While we’ve provided industry data on other kinds of specific attacks in the past (check out our reports on bots and application fraud trends), January is unique. There is no leading type of fraud or significant vector where we can advise customers to tailor new thresholds. We can track the attacks and their styles, but we can’t say there’s a clear pattern of increase: It’s an onslaught from every angle. 

From the industry’s perspective, January seems inevitable, doomed to repeat itself in fraud and mitigation expenses this year. But is there something you could be doing differently today to prepare, not just for this month, but also for the rest of the year’s fluctuations?

Key Factors that Trigger the January Avalanche

In December, as the Thanksgiving/Black Friday/Christmas/Hanukkah spending season ramps up, risk teams within digital businesses reassess their opportunity cost. We see that internally, as NeuroID customers tailor their tolerances in exchange for more business. Others who rely on manual reviews may hire additional temporary staff to ensure that too much excess fraud doesn’t creep through. This typically pays off, with a swell of new customers and sales as the quarter (and year) comes to a close. 

Enter: January. Our data shows the first weeks of January has only a mild rise in fraud attacks. This mild rise, however, crucially includes probing behavior (probing that our customers tell us they only capture with NeuroID behavioral analytics). These are the first warning signs—the rumblings at the top of the mountain before it all comes rushing down. 

Mid-January—specifically, around the second and third week of January—the avalanche kicks off. The temporary staff has been let go, but fraud controls have not necessarily gone back up. Consumers are back online making returns and taking advantage of New Year’s promotions. Money is moving and fraudsters of all types are eagerly following close behind. This is where the fraudsters’ probing pays off, as they’ve mapped the gaps in your fraud stack. They’re ready to strike. 

And strike they do. By mid-to-late January, the fraud attacks are in full-force. Some last weeks while others last only a day or two (but can still bring high-damage).

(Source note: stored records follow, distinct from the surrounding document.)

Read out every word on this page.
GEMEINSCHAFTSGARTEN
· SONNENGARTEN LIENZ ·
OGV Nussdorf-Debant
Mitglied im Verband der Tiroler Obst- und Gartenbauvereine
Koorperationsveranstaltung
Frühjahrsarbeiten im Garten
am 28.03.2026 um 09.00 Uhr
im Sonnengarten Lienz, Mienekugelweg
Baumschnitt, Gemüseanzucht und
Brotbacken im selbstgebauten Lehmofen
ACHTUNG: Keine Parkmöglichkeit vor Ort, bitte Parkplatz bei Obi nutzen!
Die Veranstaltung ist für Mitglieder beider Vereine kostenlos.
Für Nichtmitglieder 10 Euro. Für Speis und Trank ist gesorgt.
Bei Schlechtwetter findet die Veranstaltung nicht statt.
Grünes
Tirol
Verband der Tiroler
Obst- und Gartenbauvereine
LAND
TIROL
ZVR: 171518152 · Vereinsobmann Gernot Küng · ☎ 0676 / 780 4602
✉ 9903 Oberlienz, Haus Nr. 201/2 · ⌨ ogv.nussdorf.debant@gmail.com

Your 2024 Resolution Checklist: Proactive Prevention

January isn’t the only month with increased fraud attacks (want a fully predictive timeline of when to expect attacks, based on our research? Sign up for our seasonality trend report, coming soon). Behavioral analytics gives you the ability to scale up automation and adjust fraud detection sensitivity and rules in anticipation of fraud ebbs and flows. 

Based on our research, there are three key ways to bolster your January fraud prevention:

  1. Prepare for seasonal trends. Post-holiday vulnerability is only one of the many ebbs and flows of fraud throughout a year. Bolster defenses ahead of the big red-flag months—but keep an eye on the right vectors to target. A catch-all approach can actually hurt real customers more than fraudsters.
  2. Invest in Automated, Adaptive Fraud Detection. There are often signals that fraud teams can put controls around (think, a certain IP range). But there’s also the unseen fraud that’s untraceable and is only caught in hindsight. That’s where technologies like NeuroID’s behavioral analytics come in. With dynamic adjustments to fluctuating risk levels, NeuroID provides early warnings of increased activity that can’t be caught with other controls.  
  3. Monitor for Probing. While every attack style went up in January, with no singular style, vector, or target, there were still signs of pre-mediation ahead of attacks. Probing and small-scale testing is a clear indicator, and one that only behavioral analytics can fight. NeuroID’s crowd-level monitoring alerts in real-time to unusual activities, offering insights into the nature of the threat and how to preempt and prevent damage from the attack. 

A dynamic risk tolerance can go a long way. Fraud solutions that are flexible throughout the year help you adapt to not only high-risk periods, but new emerging attack styles. NeuroID predictive analytics help you prepare for known periods of increased fraud activity, new attack styles, and anything else that 2024 throws at you.